# Zig quickstart
This is a ~60-second round-trip: snapshot a directory, `push` it to a local
`file://` store, then `pull` it back and confirm the ID matches. Snapshot IDs
are 64-character lowercase hex and **bit-identical** to the CLI and every other
binding, so the ID you print here is the exact string `snapdir id` produces.
## 1. Install
Build the `snapdir-ffi` C ABI from crates.io and `zig fetch --save` the wrapper
(Zig 0.13.0). See [Install snapdir for Zig](/install/zig/) for the full recipe,
including the Alpine/musl `libgcc_s` note.
## 2. Snapshot + push
Compute the snapshot ID for a directory, then push it to a local store.

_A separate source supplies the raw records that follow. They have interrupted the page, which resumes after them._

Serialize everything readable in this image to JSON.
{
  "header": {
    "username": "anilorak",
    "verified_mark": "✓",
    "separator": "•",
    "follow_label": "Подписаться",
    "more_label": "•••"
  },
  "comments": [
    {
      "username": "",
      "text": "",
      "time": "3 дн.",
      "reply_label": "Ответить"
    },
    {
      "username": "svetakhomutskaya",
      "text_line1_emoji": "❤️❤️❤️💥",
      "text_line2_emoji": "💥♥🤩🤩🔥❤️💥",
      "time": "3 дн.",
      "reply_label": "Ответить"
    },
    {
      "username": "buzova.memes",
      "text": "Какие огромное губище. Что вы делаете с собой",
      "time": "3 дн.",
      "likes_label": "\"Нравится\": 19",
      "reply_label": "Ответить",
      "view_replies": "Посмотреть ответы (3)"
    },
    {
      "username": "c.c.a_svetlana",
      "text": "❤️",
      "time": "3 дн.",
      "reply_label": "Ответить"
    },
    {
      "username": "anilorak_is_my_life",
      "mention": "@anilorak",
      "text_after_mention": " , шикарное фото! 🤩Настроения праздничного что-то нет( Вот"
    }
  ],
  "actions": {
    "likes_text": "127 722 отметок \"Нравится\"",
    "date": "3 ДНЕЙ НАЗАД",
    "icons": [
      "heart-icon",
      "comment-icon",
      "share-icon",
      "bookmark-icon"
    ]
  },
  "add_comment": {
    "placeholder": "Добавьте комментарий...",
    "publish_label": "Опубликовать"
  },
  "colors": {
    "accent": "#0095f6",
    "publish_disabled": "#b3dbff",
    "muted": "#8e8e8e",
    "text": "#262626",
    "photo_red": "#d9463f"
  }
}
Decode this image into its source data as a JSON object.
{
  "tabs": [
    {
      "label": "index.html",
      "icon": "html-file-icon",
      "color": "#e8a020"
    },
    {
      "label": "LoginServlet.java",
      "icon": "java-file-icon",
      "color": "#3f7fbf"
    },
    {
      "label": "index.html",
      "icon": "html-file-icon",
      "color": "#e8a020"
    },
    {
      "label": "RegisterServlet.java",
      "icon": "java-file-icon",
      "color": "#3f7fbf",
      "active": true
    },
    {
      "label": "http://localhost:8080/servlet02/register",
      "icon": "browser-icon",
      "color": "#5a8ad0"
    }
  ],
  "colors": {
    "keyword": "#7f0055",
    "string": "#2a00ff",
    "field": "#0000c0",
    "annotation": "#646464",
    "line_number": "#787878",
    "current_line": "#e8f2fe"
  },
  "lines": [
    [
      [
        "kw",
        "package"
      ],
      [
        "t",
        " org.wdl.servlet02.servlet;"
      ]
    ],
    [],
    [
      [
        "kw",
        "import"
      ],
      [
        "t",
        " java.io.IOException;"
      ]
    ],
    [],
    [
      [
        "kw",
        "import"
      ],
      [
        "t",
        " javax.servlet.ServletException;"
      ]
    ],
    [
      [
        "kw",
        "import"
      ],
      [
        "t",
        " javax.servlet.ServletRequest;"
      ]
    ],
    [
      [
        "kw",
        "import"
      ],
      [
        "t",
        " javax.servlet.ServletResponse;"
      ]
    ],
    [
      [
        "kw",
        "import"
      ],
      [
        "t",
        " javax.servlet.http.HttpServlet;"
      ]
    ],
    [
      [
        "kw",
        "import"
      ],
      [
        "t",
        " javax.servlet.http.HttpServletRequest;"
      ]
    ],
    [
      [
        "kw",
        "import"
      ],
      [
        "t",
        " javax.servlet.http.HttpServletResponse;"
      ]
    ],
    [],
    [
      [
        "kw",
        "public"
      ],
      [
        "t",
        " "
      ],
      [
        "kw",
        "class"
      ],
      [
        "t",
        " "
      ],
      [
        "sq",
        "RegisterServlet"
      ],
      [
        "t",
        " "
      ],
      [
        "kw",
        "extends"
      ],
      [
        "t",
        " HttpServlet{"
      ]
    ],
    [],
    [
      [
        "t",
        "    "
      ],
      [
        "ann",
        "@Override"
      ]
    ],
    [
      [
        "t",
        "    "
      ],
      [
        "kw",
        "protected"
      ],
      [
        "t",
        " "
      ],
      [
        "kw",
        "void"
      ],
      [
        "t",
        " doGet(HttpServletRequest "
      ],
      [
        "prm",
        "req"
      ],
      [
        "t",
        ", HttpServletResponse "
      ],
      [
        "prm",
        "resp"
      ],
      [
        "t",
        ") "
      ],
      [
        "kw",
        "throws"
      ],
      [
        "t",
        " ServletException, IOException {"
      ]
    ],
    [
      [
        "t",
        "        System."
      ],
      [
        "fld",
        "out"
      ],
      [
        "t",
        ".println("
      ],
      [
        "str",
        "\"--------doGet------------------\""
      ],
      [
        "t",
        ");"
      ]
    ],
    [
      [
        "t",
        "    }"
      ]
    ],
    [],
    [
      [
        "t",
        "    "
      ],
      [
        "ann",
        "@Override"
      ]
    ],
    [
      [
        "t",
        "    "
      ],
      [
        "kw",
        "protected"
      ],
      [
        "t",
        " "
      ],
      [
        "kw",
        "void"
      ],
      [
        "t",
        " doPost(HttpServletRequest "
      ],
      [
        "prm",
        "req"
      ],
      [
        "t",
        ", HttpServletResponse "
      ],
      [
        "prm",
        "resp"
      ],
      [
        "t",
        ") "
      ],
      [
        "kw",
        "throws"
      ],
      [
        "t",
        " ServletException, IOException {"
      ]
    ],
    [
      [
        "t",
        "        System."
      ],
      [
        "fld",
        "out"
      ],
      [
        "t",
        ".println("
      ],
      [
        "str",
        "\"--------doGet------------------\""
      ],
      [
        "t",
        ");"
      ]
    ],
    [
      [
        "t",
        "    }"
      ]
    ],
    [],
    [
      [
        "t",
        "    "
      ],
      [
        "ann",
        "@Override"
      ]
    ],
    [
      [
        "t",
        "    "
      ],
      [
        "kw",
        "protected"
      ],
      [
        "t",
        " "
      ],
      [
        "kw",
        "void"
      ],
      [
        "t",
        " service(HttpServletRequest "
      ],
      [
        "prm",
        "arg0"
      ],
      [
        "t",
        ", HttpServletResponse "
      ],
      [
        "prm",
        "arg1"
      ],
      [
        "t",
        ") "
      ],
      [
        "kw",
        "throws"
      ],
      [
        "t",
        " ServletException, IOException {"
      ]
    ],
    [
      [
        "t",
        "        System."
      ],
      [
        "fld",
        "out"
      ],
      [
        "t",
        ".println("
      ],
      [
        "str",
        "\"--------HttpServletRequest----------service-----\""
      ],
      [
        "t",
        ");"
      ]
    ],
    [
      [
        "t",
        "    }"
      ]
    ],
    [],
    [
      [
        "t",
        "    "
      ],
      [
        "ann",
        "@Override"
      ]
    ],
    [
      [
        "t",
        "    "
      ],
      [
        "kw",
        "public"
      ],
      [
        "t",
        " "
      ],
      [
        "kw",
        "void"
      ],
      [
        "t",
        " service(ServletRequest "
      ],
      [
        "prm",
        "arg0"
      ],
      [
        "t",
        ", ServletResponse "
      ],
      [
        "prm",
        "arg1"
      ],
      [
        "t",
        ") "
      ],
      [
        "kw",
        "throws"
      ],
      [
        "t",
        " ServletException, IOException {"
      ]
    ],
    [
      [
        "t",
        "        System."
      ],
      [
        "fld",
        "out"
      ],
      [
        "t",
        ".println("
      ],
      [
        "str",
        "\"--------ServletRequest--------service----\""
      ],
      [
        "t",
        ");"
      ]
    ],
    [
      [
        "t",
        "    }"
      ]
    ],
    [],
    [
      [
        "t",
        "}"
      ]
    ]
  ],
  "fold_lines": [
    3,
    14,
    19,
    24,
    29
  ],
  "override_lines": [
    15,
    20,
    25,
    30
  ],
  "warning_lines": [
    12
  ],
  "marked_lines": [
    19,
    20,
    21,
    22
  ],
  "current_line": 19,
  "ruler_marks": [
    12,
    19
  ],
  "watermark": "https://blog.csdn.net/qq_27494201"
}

The
store URI is always an argument — `file://$PWD/store` needs no setup:
```zig
const std = @import("std");
const snapdir = @import("snapdir");
pub fn main() !void {
var gpa = std.heap.GeneralPurposeAllocator(.{}){};
defer _ = gpa.deinit();
const a = gpa.allocator();
const store = try std.fmt.allocPrintZ(a, "file://{s}/store", .{
try std.process.getEnvVarOwned(a, "PWD"),
});
defer a.free(store);
// Walk ./my-dir → 64-char snapshot id ([64]u8 value, no free).
const id = try snapdir.id(a, "./my-dir", .{});
std.debug.print("id: {s}\n", .{id});
// Upload the snapshot to the store; returns the same id.
const pushed = try snapdir.push(a, "./my-dir", store, .{});
std.debug.print("pushed: {s}\n", .{pushed});
}
```
This prints a 64-character lowercase hex ID, e.g. ``.
## 3. Pull it back
Materialise the snapshot into a fresh directory and recompute its ID — it is the
same 64-hex string:
```zig
// pull(id, store, dest) restores the snapshot into ./restored.
try snapdir.pull(a, &pushed, store, "./restored", .{});
const restored_id = try snapdir.id(a, "./restored", .{});
std.debug.print("restored: {s}\n", .{restored_id}); // == id
```
That is the same snapshot ID you would get from `snapdir id` or `snapdir push`
on the command line — the Zig binding and the CLI share one Rust core.